Сейчас он шмыгнул носом и смущённо прошептал:

— Ни о чём.

И снова услыхал:

— Ты первый раз в лагере, ага?

— Ага, — прерывисто вздохнул Алька.

Незнакомый мальчишка немного помолчал. А потом снова донёсся его доверительный шёпот:

— Ты не бойся, это ничего. Я, когда первый раз приехал, тоже сперва ревел потихоньку. С непривычки.

Алька хотел поскорее сказать, что совсем не плакал, или придумать какое-нибудь оправдание… Но не успел. Мальчишка соскочил на пол и придвинул свою кровать вплотную к Алькиной.

— Ничего, — снова услышал Алька. — Здесь хорошо. За деревней лес хороший. Большущий. Можно заблудиться и хоть целый месяц ходить. Всё равно дорогу не найдёшь.

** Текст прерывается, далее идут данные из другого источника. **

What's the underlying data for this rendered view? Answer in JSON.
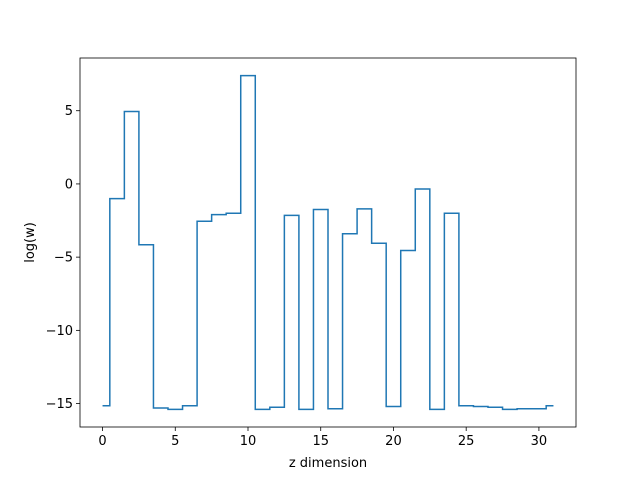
{
  "chart_data": {
    "type": "line",
    "drawstyle": "steps-mid",
    "title": "",
    "xlabel": "z dimension",
    "ylabel": "log(w)",
    "xlim": [
      -1.55,
      32.55
    ],
    "ylim": [
      -16.6,
      8.6
    ],
    "x_ticks": [
      0,
      5,
      10,
      15,
      20,
      25,
      30
    ],
    "x_tick_labels": [
      "0",
      "5",
      "10",
      "15",
      "20",
      "25",
      "30"
    ],
    "y_ticks": [
      -15,
      -10,
      -5,
      0,
      5
    ],
    "y_tick_labels": [
      "−15",
      "−10",
      "−5",
      "0",
      "5"
    ],
    "grid": false,
    "legend": false,
    "color": "#1f77b4",
    "series": [
      {
        "x": [
          0,
          1,
          2,
          3,
          4,
          5,
          6,
          7,
          8,
          9,
          10,
          11,
          12,
          13,
          14,
          15,
          16,
          17,
          18,
          19,
          20,
          21,
          22,
          23,
          24,
          25,
          26,
          27,
          28,
          29,
          30,
          31
        ],
        "values": [
          -15.15,
          -1.0,
          4.95,
          -4.15,
          -15.3,
          -15.4,
          -15.15,
          -2.55,
          -2.1,
          -2.0,
          7.4,
          -15.4,
          -15.25,
          -2.15,
          -15.4,
          -1.75,
          -15.35,
          -3.4,
          -1.7,
          -4.05,
          -15.2,
          -4.55,
          -0.35,
          -15.4,
          -2.0,
          -15.15,
          -15.2,
          -15.25,
          -15.4,
          -15.35,
          -15.35,
          -15.15
        ]
      }
    ]
  }
}
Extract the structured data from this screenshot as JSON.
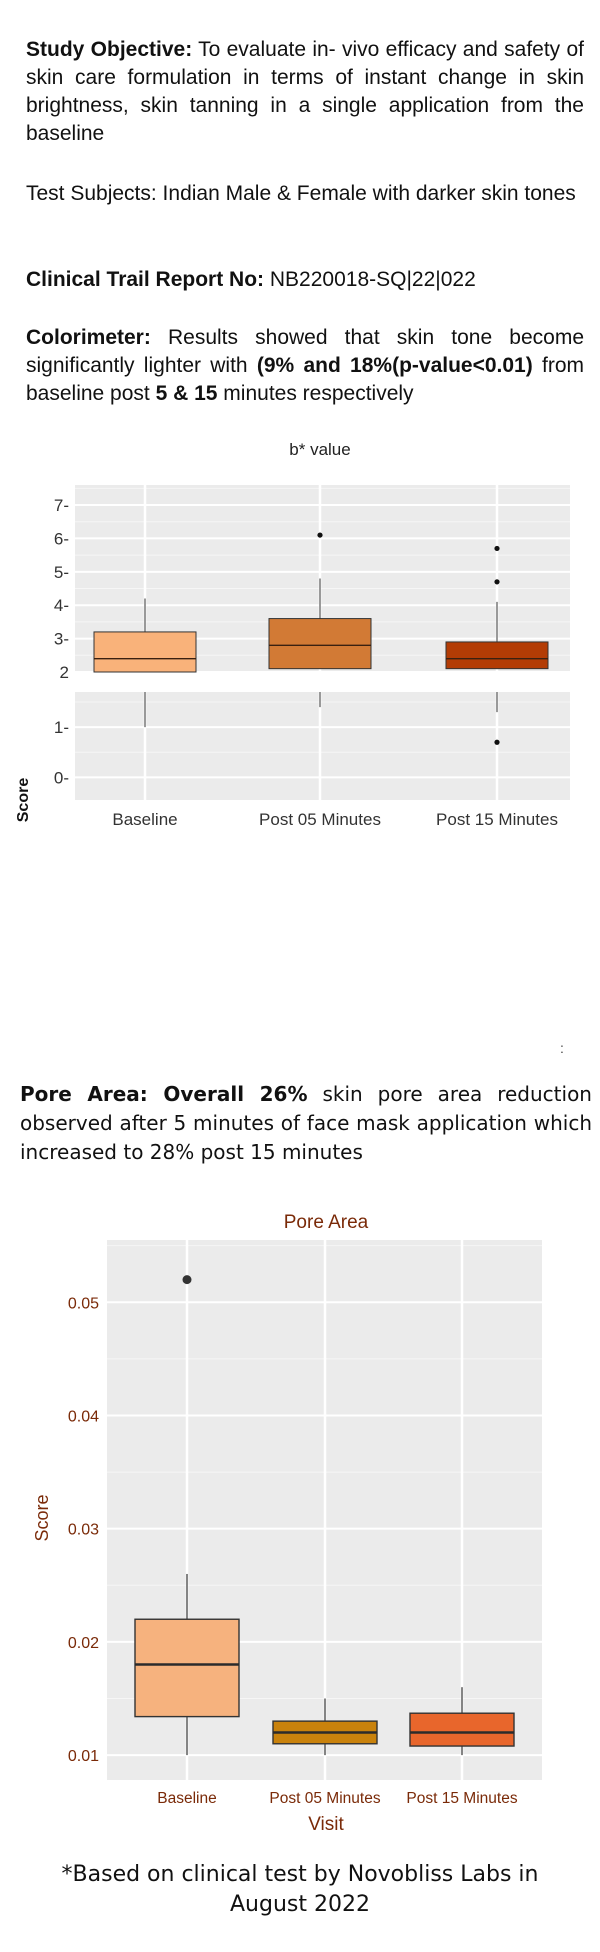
{
  "intro": {
    "objective_label": "Study Objective:",
    "objective_text": " To evaluate in- vivo efficacy and safety of skin care formulation in terms of instant change in skin brightness, skin tanning in a single application from the baseline",
    "subjects_text": "Test Subjects: Indian Male & Female with darker skin tones",
    "report_label": "Clinical Trail Report No:",
    "report_value": " NB220018-SQ|22|022",
    "colorimeter_label": "Colorimeter:",
    "colorimeter_text_1": " Results showed that skin tone become significantly lighter with ",
    "colorimeter_bold_1": "(9% and 18%(p-value<0.01)",
    "colorimeter_text_2": " from baseline post ",
    "colorimeter_bold_2": "5 &  15",
    "colorimeter_text_3": " minutes respectively"
  },
  "pore": {
    "label": "Pore Area: Overall 26%",
    "text": " skin pore area reduction observed after 5 minutes of face mask application which increased to 28% post 15 minutes"
  },
  "stray_mark": ":",
  "footnote": {
    "line1": "*Based on clinical test by Novobliss Labs in",
    "line2": "August 2022"
  },
  "chart_data": [
    {
      "type": "boxplot",
      "title": "b* value",
      "xlabel": "",
      "ylabel": "Score",
      "categories": [
        "Baseline",
        "Post 05 Minutes",
        "Post 15 Minutes"
      ],
      "y_ticks": [
        "0-",
        "1-",
        "2",
        "3-",
        "4-",
        "5-",
        "6-",
        "7-"
      ],
      "broken_axis": true,
      "grid": true,
      "colors": [
        "#f9b27a",
        "#d27a35",
        "#b33c05"
      ],
      "boxes": [
        {
          "name": "Baseline",
          "whisker_low": 1.0,
          "q1": 1.6,
          "median": 2.4,
          "q3": 3.2,
          "whisker_high": 4.2,
          "outliers": []
        },
        {
          "name": "Post 05 Minutes",
          "whisker_low": 1.4,
          "q1": 2.1,
          "median": 2.8,
          "q3": 3.6,
          "whisker_high": 4.8,
          "outliers": [
            6.1
          ]
        },
        {
          "name": "Post 15 Minutes",
          "whisker_low": 1.3,
          "q1": 2.1,
          "median": 2.4,
          "q3": 2.9,
          "whisker_high": 4.1,
          "outliers": [
            5.7,
            4.7,
            0.7
          ]
        }
      ]
    },
    {
      "type": "boxplot",
      "title": "Pore Area",
      "xlabel": "Visit",
      "ylabel": "Score",
      "categories": [
        "Baseline",
        "Post 05 Minutes",
        "Post 15 Minutes"
      ],
      "y_ticks": [
        "0.01",
        "0.02",
        "0.03",
        "0.04",
        "0.05"
      ],
      "ylim": [
        0.0078,
        0.0555
      ],
      "grid": true,
      "colors": [
        "#f6b27e",
        "#c9820c",
        "#e8662c"
      ],
      "text_color": "#7a2a08",
      "boxes": [
        {
          "name": "Baseline",
          "whisker_low": 0.01,
          "q1": 0.0134,
          "median": 0.018,
          "q3": 0.022,
          "whisker_high": 0.026,
          "outliers": [
            0.052
          ]
        },
        {
          "name": "Post 05 Minutes",
          "whisker_low": 0.01,
          "q1": 0.011,
          "median": 0.012,
          "q3": 0.013,
          "whisker_high": 0.015,
          "outliers": []
        },
        {
          "name": "Post 15 Minutes",
          "whisker_low": 0.01,
          "q1": 0.0108,
          "median": 0.012,
          "q3": 0.0137,
          "whisker_high": 0.016,
          "outliers": []
        }
      ]
    }
  ]
}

— Ты заблуживался? — прошептал Алька.

— Ага…

— Целый месяц ходил?

— Не… Всего три часа. Потом все пошли искать, кричать начали. Я услыхал и пришёл. Я бы и не заблудился, а меня какая-то птаха завела в глубину.

— Какая птаха? — спросил Алька. Он уже немного забыл, что соскучился по дому.

— Ну, птичка. Серая какая-то. Она от гнезда, видать, уводила. То подлетит, то упадёт, будто подбитая. Глупая. Думала, я гнездо зорить буду, а я просто её поглядеть хотел.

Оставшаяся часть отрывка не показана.